Peki, bu ne kadar sağlıklı bir su? Haberin devamında da Beyaz bu konuya da temas ediyor. Çevre Mühendisleri Odası’na göre Melen havzasında toplanan ve İstanbul’a içme ve kullanma amacı ile iletilen suların kalitesi ‘dördüncü sınıf’ su niteliğinde. Çünkü havza alanında yaklaşık 400 bin kişilik nüfus yaşıyor, günlük 400 ton katı atık bölgede düzensiz olarak su kaynakları kenarında depolanıyor veya Hecinler köyünde Küçük Melen su kaynağı kenarında bulunan çöp tesisinde işleniyor. İstanbul’un su kaynağı Melen nehri ve kolları, çöp sızıntı suları, evsel ve endüstriyel atık sularla kirleniyor.

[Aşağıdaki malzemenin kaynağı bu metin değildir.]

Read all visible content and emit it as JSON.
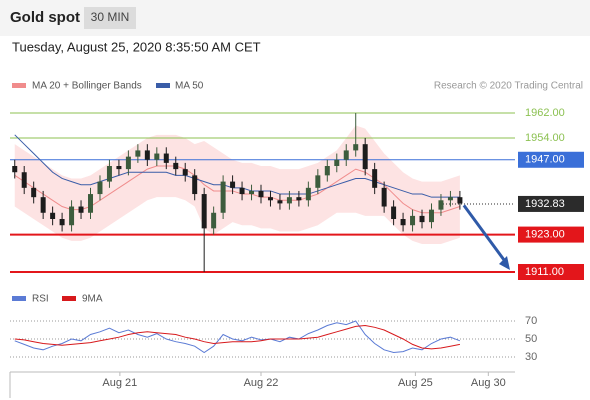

ÇMO, havza içinde azot, fosfor ve organik kirleticilerin su kaynağına doğrudan karıştığını, suyun İstanbul’a su transfer noktasında oldukça kirlenerek dördüncü sınıf suya dönüştüğünü de tespit etmiş.  Bilindiği gibi Yerüstü Su Kalitesi Yönetmeliği’ne göre sular dört grup altında; son yönetmelik değişikliklerinden sonra ise üç grup olarak sınıflandırılıyor. Birinci kalite sular mavi renk ile kodlanırken “yüksek kaliteli su” olarak biliniyor. İkinci kalite sular yeşil renk ile kodlanıyor ve “az kirlenmiş su” olarak kabul ediliyor. Üçüncü kalite sular ise sarı ile dördüncü kalite sular ise kırmızı ile kodlanıyor. Üçüncü sınıf sular kirli, dördüncü sınıf sular ise çok kirlenmiş sular olarak kabul ediliyor. Yönetmelikte yapılan son değişikliklerden sonra üçüncü ve dördüncü sınıf sular birleştirilerek üçüncü sınıf olarak tanımlandı, sarı ile kodlanlandırılarak orta kalite sular olarak kabul edildi. Aslında bu değişikliğin ne kadar doğru olduğu tartışmalı… Yanlış kentleşme, endüstri ve atık politikaları sonucu bütün yerüstü su kaynaklarının kirlenmesi nedeniyle yönetmelik değişiklikleri ile durumun “kurtarılmaya” çalışıldığı açık…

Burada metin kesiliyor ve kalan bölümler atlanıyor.